A mother (voiced by Sigrid Thornton) cannot sleep, obsessing about misfortunes that could befall her and her baby son. Thinking of the sea calms her, but the morning brings more dreadful disasters, all of them imagined. A visit to the school fete merely provides another opportunity for her projections of worst-case scenarios, as does driving her car on a busy highway. Finally arriving by the sea, the mother is swept out by a huge wave. She panics, imagining drowning and sharks, but is saved by an unlikely hero, and recalls his good advice.

Curator’s notes

Sarah Watt returns to her theme of imagined disasters in Living with Happiness (see also Look Both Ways, 2005).
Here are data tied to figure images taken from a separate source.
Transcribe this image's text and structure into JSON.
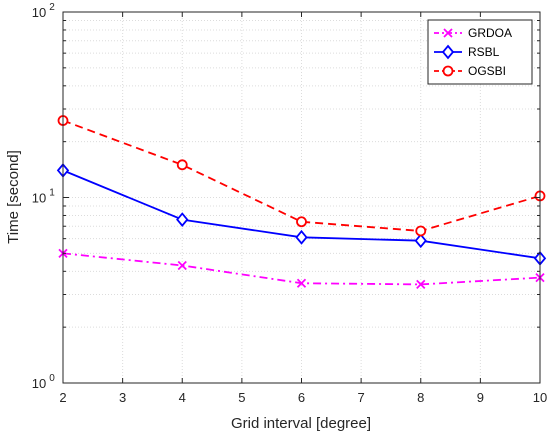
{
  "chart_data": {
    "type": "line",
    "x": [
      2,
      4,
      6,
      8,
      10
    ],
    "xlabel": "Grid interval [degree]",
    "ylabel": "Time [second]",
    "xlim": [
      2,
      10
    ],
    "ylim": [
      1,
      100
    ],
    "yscale": "log",
    "grid": true,
    "legend_position": "top-right",
    "xticks": [
      "2",
      "3",
      "4",
      "5",
      "6",
      "7",
      "8",
      "9",
      "10"
    ],
    "yticks": [
      {
        "base": "10",
        "exp": "0"
      },
      {
        "base": "10",
        "exp": "1"
      },
      {
        "base": "10",
        "exp": "2"
      }
    ],
    "series": [
      {
        "name": "GRDOA",
        "values": [
          5.0,
          4.3,
          3.45,
          3.4,
          3.7
        ],
        "color": "#ff00ff",
        "dash": "dashdot",
        "marker": "x"
      },
      {
        "name": "RSBL",
        "values": [
          14.0,
          7.6,
          6.1,
          5.85,
          4.7
        ],
        "color": "#0000ff",
        "dash": "solid",
        "marker": "diamond"
      },
      {
        "name": "OGSBI",
        "values": [
          26.0,
          15.0,
          7.4,
          6.6,
          10.2
        ],
        "color": "#ff0000",
        "dash": "dashed",
        "marker": "circle"
      }
    ]
  }
}
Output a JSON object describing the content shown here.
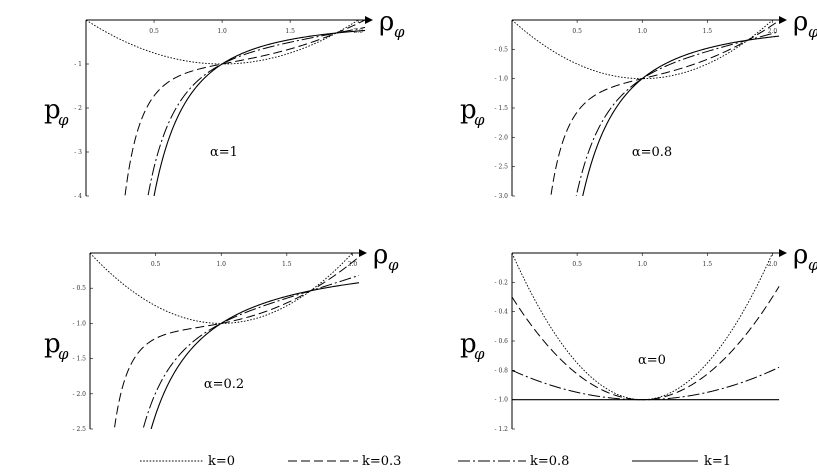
{
  "chart_data": {
    "type": "line",
    "series_styles": [
      {
        "name": "k=0",
        "k": 0,
        "dash": "1.6,1.6",
        "width": 0.9
      },
      {
        "name": "k=0.3",
        "k": 0.3,
        "dash": "9,4",
        "width": 1.0
      },
      {
        "name": "k=0.8",
        "k": 0.8,
        "dash": "12,3,2,3",
        "width": 1.0
      },
      {
        "name": "k=1",
        "k": 1,
        "dash": "",
        "width": 1.1
      }
    ],
    "legend": {
      "placement": "bottom",
      "entries": [
        "k=0",
        "k=0.3",
        "k=0.8",
        "k=1"
      ]
    },
    "x_axis_label": "ρ",
    "x_axis_sub": "φ",
    "y_axis_label": "p",
    "y_axis_sub": "φ",
    "panels": [
      {
        "id": "a1",
        "annotation": "α=1",
        "alpha": 1,
        "xlim": [
          0,
          2.05
        ],
        "ylim": [
          -4,
          0
        ],
        "xticks": [
          "0.5",
          "1.0",
          "1.5",
          "2.0"
        ],
        "yticks": [
          "- 1",
          "- 2",
          "- 3",
          "- 4"
        ],
        "ytick_values": [
          -1,
          -2,
          -3,
          -4
        ]
      },
      {
        "id": "a08",
        "annotation": "α=0.8",
        "alpha": 0.8,
        "xlim": [
          0,
          2.05
        ],
        "ylim": [
          -3,
          0
        ],
        "xticks": [
          "0.5",
          "1.0",
          "1.5",
          "2.0"
        ],
        "yticks": [
          "- 0.5",
          "- 1.0",
          "- 1.5",
          "- 2.0",
          "- 2.5",
          "- 3.0"
        ],
        "ytick_values": [
          -0.5,
          -1,
          -1.5,
          -2,
          -2.5,
          -3
        ]
      },
      {
        "id": "a02",
        "annotation": "α=0.2",
        "alpha": 0.2,
        "xlim": [
          0,
          2.05
        ],
        "ylim": [
          -2.5,
          0
        ],
        "xticks": [
          "0.5",
          "1.0",
          "1.5",
          "2.0"
        ],
        "yticks": [
          "- 0.5",
          "- 1.0",
          "- 1.5",
          "- 2.0",
          "- 2.5"
        ],
        "ytick_values": [
          -0.5,
          -1,
          -1.5,
          -2,
          -2.5
        ]
      },
      {
        "id": "a0",
        "annotation": "α=0",
        "alpha": 0,
        "xlim": [
          0,
          2.05
        ],
        "ylim": [
          -1.2,
          0
        ],
        "xticks": [
          "0.5",
          "1.0",
          "1.5",
          "2.0"
        ],
        "yticks": [
          "- 0.2",
          "- 0.4",
          "- 0.6",
          "- 0.8",
          "- 1.0",
          "- 1.2"
        ],
        "ytick_values": [
          -0.2,
          -0.4,
          -0.6,
          -0.8,
          -1.0,
          -1.2
        ]
      }
    ]
  }
}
Following Small Treasures (1995), it is a continuation of her personal story of motherhood.

This film is handled with a lighter touch – the protagonist ridicules her own fears that happiness and life itself may be snatched away at any moment. Living with Happiness questions our own ability to embrace happiness without worrying about its demise.

When swept out to sea she confronts her fears and discovers a will to live that brings her out of the depths, into the light and allows her to embrace living with happiness.

Living with Happiness won the 2001 AFI Award for Best Short Animation, and later screened at the 2002 WOW International Film Festival. It also screened as part of Home Movies on SBS in early 2002.